É conhecida a necessidade, e vontade política, de se alterar a Lei Eleitoral, nomeadamente no que concerne à votação de emigrantes. Não fosse o chumbo do Orçamento de Estado, com a consequente dissolução da Assembleia da República, e a esta hora, provavelmente, essas alterações estariam feitas.
Postos perante a inevitabilidade de novas eleições, e para evitar os constrangimentos habituais, os partidos fizeram um “acordo de cavalheiros” no sentido de se “contornar a Lei” de modo a “agilizar” alguns processos. Esquecendo que expressões como “acordo de cavalheiros” e “contornar a Lei” não cabem na mesma frase. Para já não falar na ironia que é escrever “acordo de cavalheiros” quando nos referimos a políticos…
As eleições decorreram, então, com base no tal “acordo”. Os resultados são conhecidos:
No círculo da Europa o PS conquistou 14.345 (39,63%) dos 36.191 votos válidos e o PSD 9761 (27,05%), tendo o Chega sido o terceiro partido mais votado, com 3.985 votos (11,01%). Foram eleitos Paulo Pisco, do PS, e Maria Ester Vargas, do PSD.
No círculo Fora da Europa, o PSD foi o partido mais votado, com 23.942 (37,09%) dos 64.534 votos válidos, enquanto o PS obteve 19.084 (29,57%), tendo o Chega sido, mais uma vez, o terceiro partido mais votado, com 6.123 votos (9,48%). Foram eleitos Maló de Abreu, do PSD, e Augusto Santos Silva, do PS.
O número total de votantes no círculo da Europa equivale a 20,67% do número de inscritos, o que representa um forte aumento da participação relativamente às legislativas de 2019, quando apenas 12,05% dos eleitores inscritos no estrangeiro votaram.
No círculo eleitoral Fora da Europa, a participação foi de 10,86%, também maior do que a participação de 2019, quando apenas 8,81% dos eleitores registados votaram.
Ora, sabendo-se que os resultados das eleições acabam por desagradar, sempre, a muita gente era previsível que o “acordo de cavalheiros” não durasse muito tempo. Pelo que não espantou que o PSD tivesse apresentado um protesto baseando-o no facto de, nas mesas do Círculo da Europa, terem sido validado votos que não vinham acompanhados de cópia da identificação do eleitor, “como exige a lei”.

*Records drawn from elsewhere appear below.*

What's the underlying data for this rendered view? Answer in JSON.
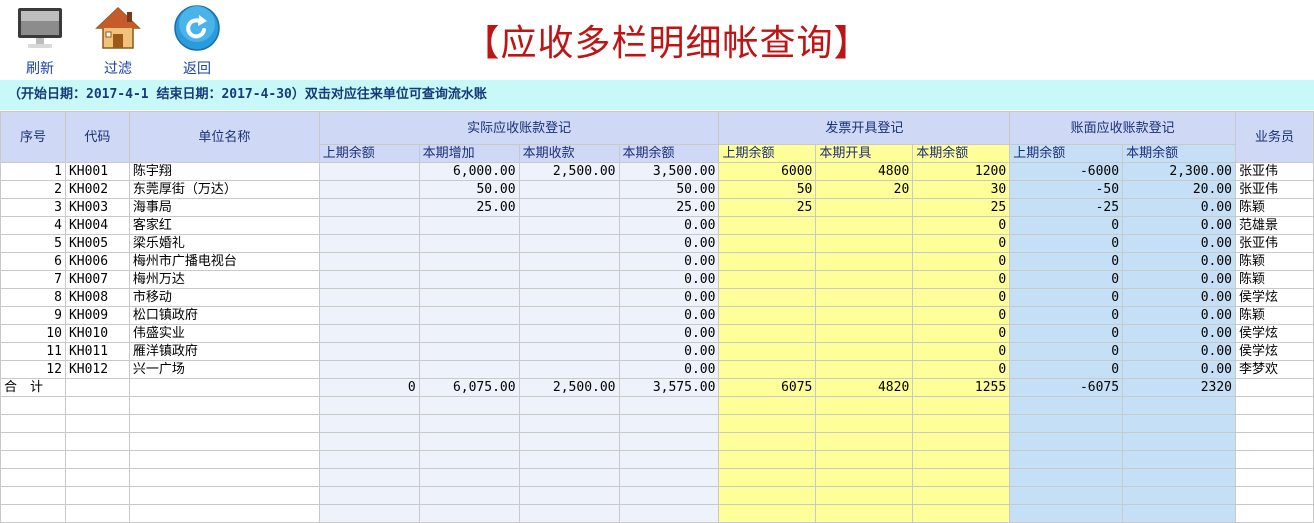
{
  "toolbar": {
    "refresh_label": "刷新",
    "filter_label": "过滤",
    "back_label": "返回"
  },
  "title": "【应收多栏明细帐查询】",
  "info_bar": "（开始日期：2017-4-1  结束日期：2017-4-30）双击对应往来单位可查询流水账",
  "headers": {
    "seq": "序号",
    "code": "代码",
    "unit": "单位名称",
    "group_actual": "实际应收账款登记",
    "group_invoice": "发票开具登记",
    "group_book": "账面应收账款登记",
    "salesman": "业务员",
    "actual_prev": "上期余额",
    "actual_increase": "本期增加",
    "actual_received": "本期收款",
    "actual_balance": "本期余额",
    "inv_prev": "上期余额",
    "inv_issued": "本期开具",
    "inv_balance": "本期余额",
    "book_prev": "上期余额",
    "book_balance": "本期余额"
  },
  "rows": [
    {
      "seq": "1",
      "code": "KH001",
      "unit": "陈宇翔",
      "a_prev": "",
      "a_inc": "6,000.00",
      "a_rec": "2,500.00",
      "a_bal": "3,500.00",
      "i_prev": "6000",
      "i_iss": "4800",
      "i_bal": "1200",
      "b_prev": "-6000",
      "b_bal": "2,300.00",
      "sales": "张亚伟"
    },
    {
      "seq": "2",
      "code": "KH002",
      "unit": "东莞厚街（万达）",
      "a_prev": "",
      "a_inc": "50.00",
      "a_rec": "",
      "a_bal": "50.00",
      "i_prev": "50",
      "i_iss": "20",
      "i_bal": "30",
      "b_prev": "-50",
      "b_bal": "20.00",
      "sales": "张亚伟"
    },
    {
      "seq": "3",
      "code": "KH003",
      "unit": "海事局",
      "a_prev": "",
      "a_inc": "25.00",
      "a_rec": "",
      "a_bal": "25.00",
      "i_prev": "25",
      "i_iss": "",
      "i_bal": "25",
      "b_prev": "-25",
      "b_bal": "0.00",
      "sales": "陈颖"
    },
    {
      "seq": "4",
      "code": "KH004",
      "unit": "客家红",
      "a_prev": "",
      "a_inc": "",
      "a_rec": "",
      "a_bal": "0.00",
      "i_prev": "",
      "i_iss": "",
      "i_bal": "0",
      "b_prev": "0",
      "b_bal": "0.00",
      "sales": "范雄景"
    },
    {
      "seq": "5",
      "code": "KH005",
      "unit": "梁乐婚礼",
      "a_prev": "",
      "a_inc": "",
      "a_rec": "",
      "a_bal": "0.00",
      "i_prev": "",
      "i_iss": "",
      "i_bal": "0",
      "b_prev": "0",
      "b_bal": "0.00",
      "sales": "张亚伟"
    },
    {
      "seq": "6",
      "code": "KH006",
      "unit": "梅州市广播电视台",
      "a_prev": "",
      "a_inc": "",
      "a_rec": "",
      "a_bal": "0.00",
      "i_prev": "",
      "i_iss": "",
      "i_bal": "0",
      "b_prev": "0",
      "b_bal": "0.00",
      "sales": "陈颖"
    },
    {
      "seq": "7",
      "code": "KH007",
      "unit": "梅州万达",
      "a_prev": "",
      "a_inc": "",
      "a_rec": "",
      "a_bal": "0.00",
      "i_prev": "",
      "i_iss": "",
      "i_bal": "0",
      "b_prev": "0",
      "b_bal": "0.00",
      "sales": "陈颖"
    },
    {
      "seq": "8",
      "code": "KH008",
      "unit": "市移动",
      "a_prev": "",
      "a_inc": "",
      "a_rec": "",
      "a_bal": "0.00",
      "i_prev": "",
      "i_iss": "",
      "i_bal": "0",
      "b_prev": "0",
      "b_bal": "0.00",
      "sales": "侯学炫"
    },
    {
      "seq": "9",
      "code": "KH009",
      "unit": "松口镇政府",
      "a_prev": "",
      "a_inc": "",
      "a_rec": "",
      "a_bal": "0.00",
      "i_prev": "",
      "i_iss": "",
      "i_bal": "0",
      "b_prev": "0",
      "b_bal": "0.00",
      "sales": "陈颖"
    },
    {
      "seq": "10",
      "code": "KH010",
      "unit": "伟盛实业",
      "a_prev": "",
      "a_inc": "",
      "a_rec": "",
      "a_bal": "0.00",
      "i_prev": "",
      "i_iss": "",
      "i_bal": "0",
      "b_prev": "0",
      "b_bal": "0.00",
      "sales": "侯学炫"
    },
    {
      "seq": "11",
      "code": "KH011",
      "unit": "雁洋镇政府",
      "a_prev": "",
      "a_inc": "",
      "a_rec": "",
      "a_bal": "0.00",
      "i_prev": "",
      "i_iss": "",
      "i_bal": "0",
      "b_prev": "0",
      "b_bal": "0.00",
      "sales": "侯学炫"
    },
    {
      "seq": "12",
      "code": "KH012",
      "unit": "兴一广场",
      "a_prev": "",
      "a_inc": "",
      "a_rec": "",
      "a_bal": "0.00",
      "i_prev": "",
      "i_iss": "",
      "i_bal": "0",
      "b_prev": "0",
      "b_bal": "0.00",
      "sales": "李梦欢"
    }
  ],
  "total": {
    "label": "合　计",
    "a_prev": "0",
    "a_inc": "6,075.00",
    "a_rec": "2,500.00",
    "a_bal": "3,575.00",
    "i_prev": "6075",
    "i_iss": "4820",
    "i_bal": "1255",
    "b_prev": "-6075",
    "b_bal": "2320"
  },
  "colors": {
    "title": "#c01414",
    "info_bar_bg": "#c8f8f8",
    "header_bg": "#cfd9f5",
    "invoice_bg": "#ffff99",
    "book_bg": "#c5dff6",
    "toolbar_label": "#1a3fa8"
  },
  "icons": [
    "monitor-icon",
    "house-icon",
    "back-arrow-icon"
  ]
}
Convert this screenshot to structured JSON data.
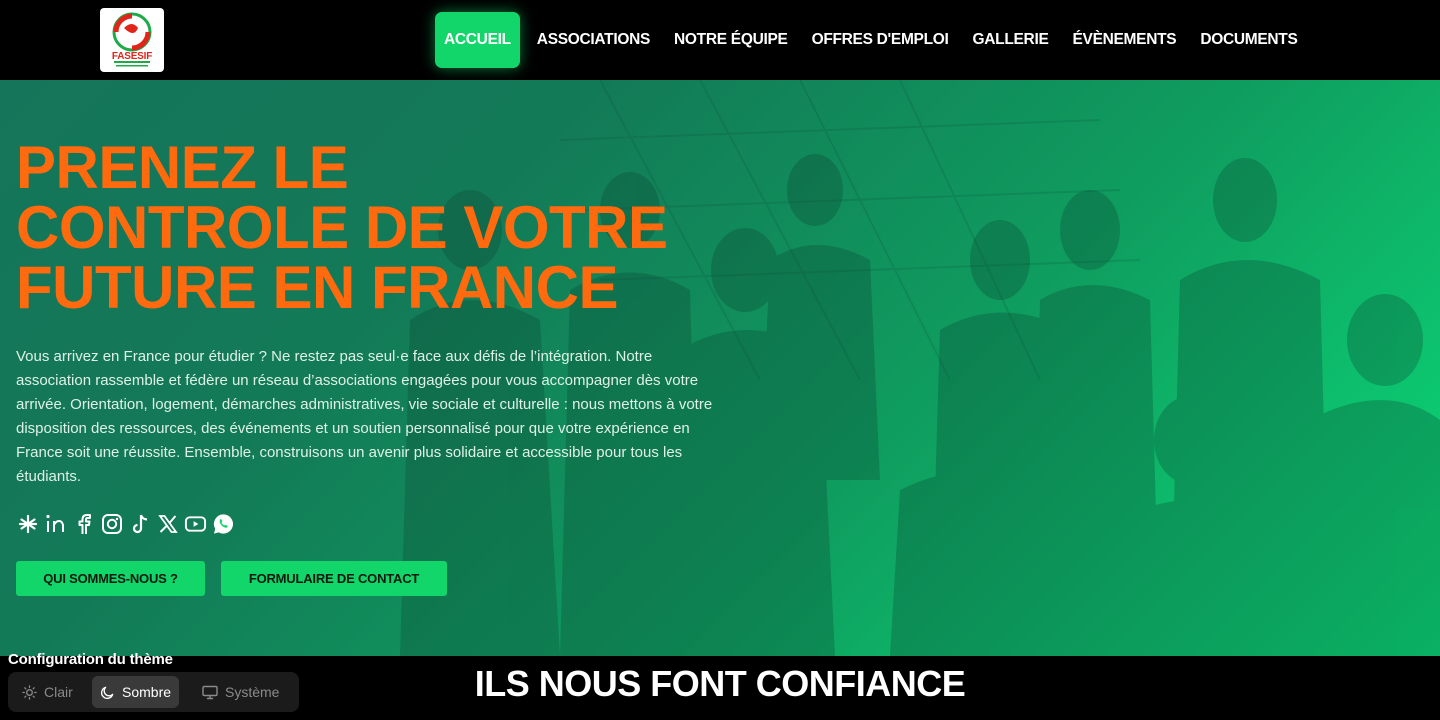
{
  "brand": {
    "logo_text": "FASESIF"
  },
  "nav": {
    "items": [
      {
        "label": "ACCUEIL",
        "active": true
      },
      {
        "label": "ASSOCIATIONS",
        "active": false
      },
      {
        "label": "NOTRE ÉQUIPE",
        "active": false
      },
      {
        "label": "OFFRES D'EMPLOI",
        "active": false
      },
      {
        "label": "GALLERIE",
        "active": false
      },
      {
        "label": "ÉVÈNEMENTS",
        "active": false
      },
      {
        "label": "DOCUMENTS",
        "active": false
      }
    ]
  },
  "hero": {
    "title_lines": [
      "PRENEZ LE",
      "CONTROLE DE VOTRE",
      "FUTURE EN FRANCE"
    ],
    "text": "Vous arrivez en France pour étudier ? Ne restez pas seul·e face aux défis de l’intégration. Notre association rassemble et fédère un réseau d’associations engagées pour vous accompagner dès votre arrivée. Orientation, logement, démarches administratives, vie sociale et culturelle : nous mettons à votre disposition des ressources, des événements et un soutien personnalisé pour que votre expérience en France soit une réussite. Ensemble, construisons un avenir plus solidaire et accessible pour tous les étudiants.",
    "socials": [
      "linktree-icon",
      "linkedin-icon",
      "facebook-icon",
      "instagram-icon",
      "tiktok-icon",
      "x-icon",
      "youtube-icon",
      "whatsapp-icon"
    ],
    "buttons": {
      "about": "QUI SOMMES-NOUS ?",
      "contact": "FORMULAIRE DE CONTACT"
    }
  },
  "trust": {
    "title": "ILS NOUS FONT CONFIANCE"
  },
  "theme": {
    "label": "Configuration du thème",
    "options": {
      "light": "Clair",
      "dark": "Sombre",
      "system": "Système"
    },
    "selected": "Sombre"
  },
  "colors": {
    "accent": "#12d66a",
    "title": "#ff6a0e",
    "background": "#000000"
  }
}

Como esses votos tinham sido misturados com os votos válidos, a mesa da assembleia de apuramento geral acabou por anular os resultados de dezenas de mesas, incluindo votos válidos e inválidos, por ser impossível distingui-los, uma vez na urna.
Ou seja, mais de 80% dos votos dos emigrantes nesse Círculo foram considerados nulos, mas com a indicação de que a distribuição de mandatos se manteria, com PS e PSD a conquistarem dois deputados cada. O Edital publicado, sobre o apuramento geral dessa eleição, indicava um total de 195.701 votos recebidos, sendo que 157.205 (o que equivale a 80,32%) tinham sido considerados nulos.
Seguiram-se os recursos de quatro Partidos (Livre, PAN, Volt e Chega) para o Tribunal Constitucional que não teve outra solução que não fosse “declarar a nulidade da eleição nas assembleias de voto do Círculo da Europa” mandando-as repetir.
Todos os portugueses (incluindo os políticos, claro) sabem que, em termos práticos, esta nova eleição nada, mas nada, trará de novo. O PS tem a maioria absoluta garantida e há 99,9% de hipóteses do resultado da nova eleição no Círculo da Europa eleger os mesmos dois deputados para o PS e outros dois para o PSD, como acontece há anos.
De toda esta embrulhada resulta que só em Abril teremos a nova Assembleia da República a “trabalhar” em pleno e o Governo em Maio.
No fim, e não falando já de “ética”, palavra que uso no título da Crónica, deixo estas perguntas:
- – Como se sentirão estes políticos ao pedirem a emigrantes, que se deslocaram para votar (alguns deles fazendo centenas de quilómetros até às urnas), tendo-o feito seguindo escrupulosamente as regras que lhes foram transmitidas, para fazerem tudo de novo?
- – Que taxa de abstenção teremos, agora, nesta votação, depois de toda esta vergonha, em contraponto com a anterior?
- – Esta “confusão” não era previsível quando do acordo entre os Partidos?
- – O que levou o PSD a contestar o resultado no “Círculo da Europa”, onde perdeu, e não no “Círculo Fora da Europa”, onde ganhou?